Keiran Suchak Reports Back on CDT visits to Cambridge and Manchester

The first semester of the Doctoral program has been busier than I think most of the Leeds cohort of the CDT were expecting. With commitments to a module on Research Methods, demonstrating courses for undergraduates and working on the assignments for Andy Evans’ programming module, each of us looked forward to the end of semester. With the end of term came an end to taught modules, as well as an outflux of the university’s undergraduate population. This also coincided with a visit from members of the Office of National Statistics, who operated a Safe Researcher Training course. The aim of the course was to educate on the ethics of working with social data, the risks involved and how these could be mitigated. The day-long course was very interactive, and was liberally scattered with group exercises that allowed us to further explore the ideas that were presented, as well as challenging our own preconceived ideas.
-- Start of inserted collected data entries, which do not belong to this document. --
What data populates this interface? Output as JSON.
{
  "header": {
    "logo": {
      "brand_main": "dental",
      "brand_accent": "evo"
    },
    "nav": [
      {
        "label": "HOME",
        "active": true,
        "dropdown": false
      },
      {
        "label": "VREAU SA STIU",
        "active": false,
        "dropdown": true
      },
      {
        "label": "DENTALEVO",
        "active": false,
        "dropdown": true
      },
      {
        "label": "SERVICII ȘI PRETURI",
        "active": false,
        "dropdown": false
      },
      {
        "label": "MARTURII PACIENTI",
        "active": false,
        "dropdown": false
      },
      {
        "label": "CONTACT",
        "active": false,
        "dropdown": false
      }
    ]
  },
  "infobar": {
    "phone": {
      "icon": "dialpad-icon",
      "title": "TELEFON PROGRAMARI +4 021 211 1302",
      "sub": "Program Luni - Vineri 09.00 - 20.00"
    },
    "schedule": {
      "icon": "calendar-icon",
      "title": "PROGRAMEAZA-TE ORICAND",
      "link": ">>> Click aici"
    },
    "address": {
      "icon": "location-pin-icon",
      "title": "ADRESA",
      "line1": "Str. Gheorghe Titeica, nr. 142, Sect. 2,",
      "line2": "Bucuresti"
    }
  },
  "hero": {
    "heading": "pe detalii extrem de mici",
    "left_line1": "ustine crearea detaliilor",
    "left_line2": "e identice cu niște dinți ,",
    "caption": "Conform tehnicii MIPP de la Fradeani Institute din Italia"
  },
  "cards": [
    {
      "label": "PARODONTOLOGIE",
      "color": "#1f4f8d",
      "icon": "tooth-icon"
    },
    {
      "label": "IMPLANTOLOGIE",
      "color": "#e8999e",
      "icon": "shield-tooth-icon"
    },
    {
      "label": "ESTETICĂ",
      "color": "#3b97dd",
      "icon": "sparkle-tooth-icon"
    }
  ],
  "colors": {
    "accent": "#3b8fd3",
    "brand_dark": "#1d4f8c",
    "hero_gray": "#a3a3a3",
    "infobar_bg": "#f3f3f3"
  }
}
The end of term also freed up time to organize a first meeting with my external project partner – Leeds City Council. Up until this point, I had been predominantly focused on the academic aspects of my project – the mathematics, the programming, the data analysis – that my brain had been trained to see over the course of my degrees in Physics and Mathematics. However, it was at this meeting that it became immediately apparent how broad the scope of application of my work would be. This meeting also allowed for the discussion of the variety of data sources that would be available to me, as well as scoping out ideas for an internship project that I look forward to undertaking this semester.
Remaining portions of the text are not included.